A latere das contas públicas , que
resvalam – lembre-se que a Unidade Técnica de Apoio Orçamental detetou uma “incorreção”
nas contas que resulta na diminuição das receitas com os impostos indiretos de quase o dobro da indicada pelo
Governo – mas sempre com reflexos diretos nestas, o Tribunal de Contas surge
como principal protagonista da novela das Parcerias Público-Privadas,
dizendo-se enganado. De entre os juízes conselheiros que se apoquentaram com a
correção dos negócios sujeitos a visto, nos anos em que fui auditora no TC, só
Carlos Moreno se insurgiu na matéria. Foi uma voz inoportuna. Como tinha sido
“inoportuno” quando foi Inspetor-Geral de Finanças. Nem na IGF nem no TC lhe
fizeram a vida fácil e foi sempre visto e tratado como um outsider o que fez
com que, pessoalmente, tivesse acerca dele a melhor das impressões. O futuro
confirmaria quem se preocupava com o quê, porquê e quanto! De nada vale virem
os restantes armarem-se em virgens ofendidas quando nunca tiveram com ele nem
voz nem postura solidária. Se há um herói, um paladino, no caso, é mesmo só
Carlos Moreno. A sua formação pessoal e a sua preparação profissional assim o
ditaram! Fosse ele o Presidente do TC que quanto incomodaria o status quo
vigente e as madonas regaladas no conforto das suas chaises-longues! Podia ser
um dia alguém como ele o Presidente? Muito teria este País de mudar! Muito
teríamos nós de mudar! Mudarem os critérios de escolha e de nomeação, desde
logo!
Sobre isto
muito haveria a dizer, mas do pouco que importa, aqui e agora, dizer, saliento
o seguinte. O Tribunal de Contas, de quando em vez, vem a lume, ora denunciar
ora criticar esta ou aquela área da res publica, sem que nada nem ninguém lhe
dê ouvidos. Desde o fenómeno da proliferação desmesurada das empresas públicas e municipais, em que não teve mão, até
ao mais recente quadro censurado das SCUT. Um ano depois da introdução das primeiras
portagens é possível concluir que a renegociação das PPP para o efeito só
serviu interesses dos concessionários e dos bancos, revertendo o ónus, por
inteiro, para o utilizador-pagador. "Que diabo se faz no Tribunal
de Contas? – perguntou Carlos. – Joga-se? Cavaqueia-se?” e Taveira responde ” -
Faz-se um bocado de tudo, para matar tempo… Até contas!” (‘Os Maias’, Eça de
Queiroz, 1888, passagem do diálogo entre Taveira e Carlos Maia).
Quem nomeia
o Presidente do Tribunal de Contas? Um “tribunal” independente? Sê-lo-á no
texto da lei! Como o são outros organismos e serviços que dizem sê-lo mas cujos
dirigentes máximos dependem do fator “confiança política” para a sua nomeação.

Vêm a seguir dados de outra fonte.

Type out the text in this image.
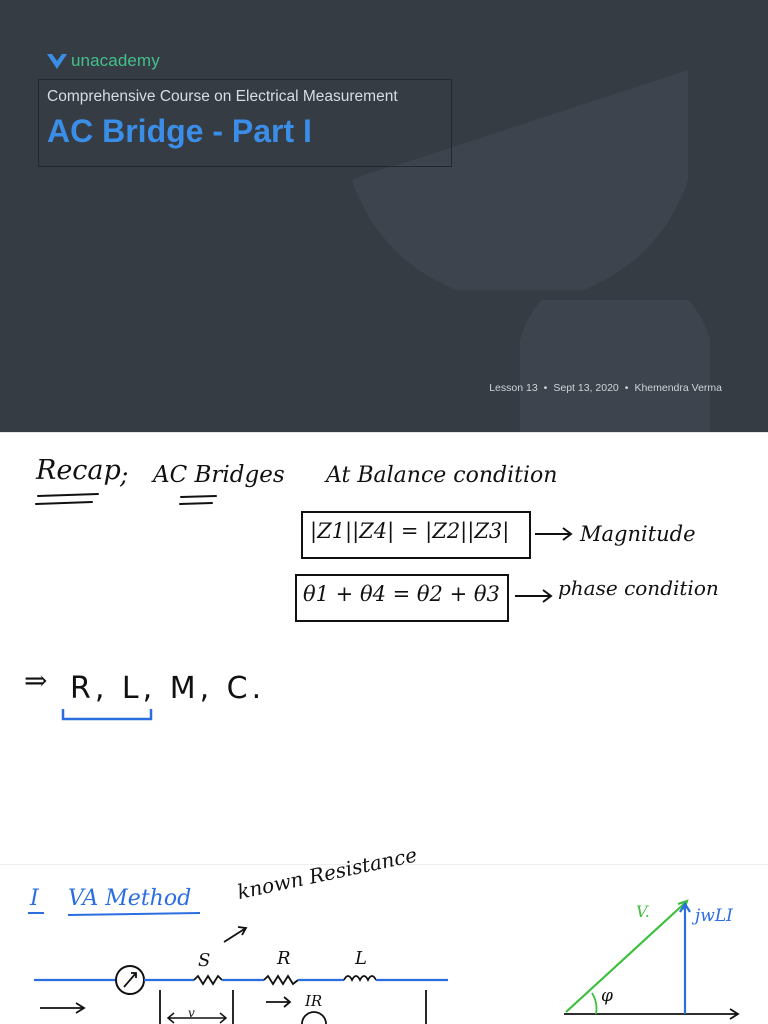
unacademy
Comprehensive Course on Electrical Measurement
AC Bridge - Part I
Lesson 13 • Sept 13, 2020 • Khemendra Verma
Recap ; AC Bridges At Balance condition
|Z1||Z4| = |Z2||Z3|	Magnitude
θ1 + θ4 = θ2 + θ3	phase condition
⇒ R, L, M, C.
I VA Method known Resistance
S	R	L
v
IR
V.	jwLI
φ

E não se trata de um comentário visando este ou aquele presidente ou dirigente,
trata-se de uma constatação genérica! Querendo pegar em quem manda em quem ou
em quem influencia quem, que se chame os bois pelos nomes!
O “desespero é desperdiçar as
oportunidades”, dizia Richard Bach, autor de “Fernão Capelo Gaivota”, talvez
tenha chegado a hora de percebermos que o desespero atual pode mesmo ser uma
enorme (e não desperdiçada) oportunidade. Começando por nos perguntarmos onde
está A Falha? O que Falha? Quem elabora as leis que regem o funcionamento das
instituições de supervisão e de controlo das contas públicas? Quem as elabora
quer mesmo que o sistema vigente se altere?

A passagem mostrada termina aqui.